To evaluate whether parents want smoking and alcohol use to be considered in movie ratings.
Data were collected as part of a longitudinal study of adolescent health behavior involving 2564 parent/child dyads from northern New England. Parents (n = 2401) were surveyed at wave 2 about movie ratings. Qualitative interviews were conducted with a subset of parents (n = 62) 15 months later.
Participants were surveyed by telephone.
Most parents (94.9%; n = 2279) were mothers, 52.5% were younger than 40 years, and 90.6% were white, and children were aged 9 to 15 years.
Main Outcome Measures
Whether cigarette and alcohol use should be included as movie ratings criteria and if movies with cigarette or alcohol use should be rated R.

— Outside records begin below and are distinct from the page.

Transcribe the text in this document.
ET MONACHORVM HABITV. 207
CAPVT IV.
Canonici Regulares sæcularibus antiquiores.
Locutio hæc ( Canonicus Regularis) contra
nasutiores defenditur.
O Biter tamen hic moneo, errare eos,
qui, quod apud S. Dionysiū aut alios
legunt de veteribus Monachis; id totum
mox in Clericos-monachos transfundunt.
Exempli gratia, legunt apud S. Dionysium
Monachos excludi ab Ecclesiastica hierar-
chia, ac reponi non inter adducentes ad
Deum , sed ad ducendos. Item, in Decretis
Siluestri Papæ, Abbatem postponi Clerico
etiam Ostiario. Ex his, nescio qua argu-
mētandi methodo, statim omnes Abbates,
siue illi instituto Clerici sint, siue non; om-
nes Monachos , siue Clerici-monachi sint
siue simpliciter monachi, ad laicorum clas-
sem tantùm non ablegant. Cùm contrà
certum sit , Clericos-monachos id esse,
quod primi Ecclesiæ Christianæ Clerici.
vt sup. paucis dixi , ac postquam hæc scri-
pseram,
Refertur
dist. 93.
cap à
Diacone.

About 52% (n = 1242) and 66% (n = 1579) of parents believed cigarette or alcohol use, respectively, should be used as movie ratings criteria; 28.9% (n = 693) supported an R rating for movies with smoking and 41.9% (n = 1003) supported R ratings for alcohol. In adjusted models, parents were more likely to support adding cigarette and alcohol use as ratings criteria if they believed the current ratings were not useful, they restricted their children from watching R-rated movies, and they were nondrinkers. Nonsmoking parents were more likely to support an R rating for smoking. Interviews revealed that parents may underestimate the impact of movie smoking and drinking.
Although a majority of parents supported including smoking or drinking in ratings criteria, fewer favored R ratings. Parental support could be a key factor in determining the impact of modifications to the Motion Picture Association of America rating system.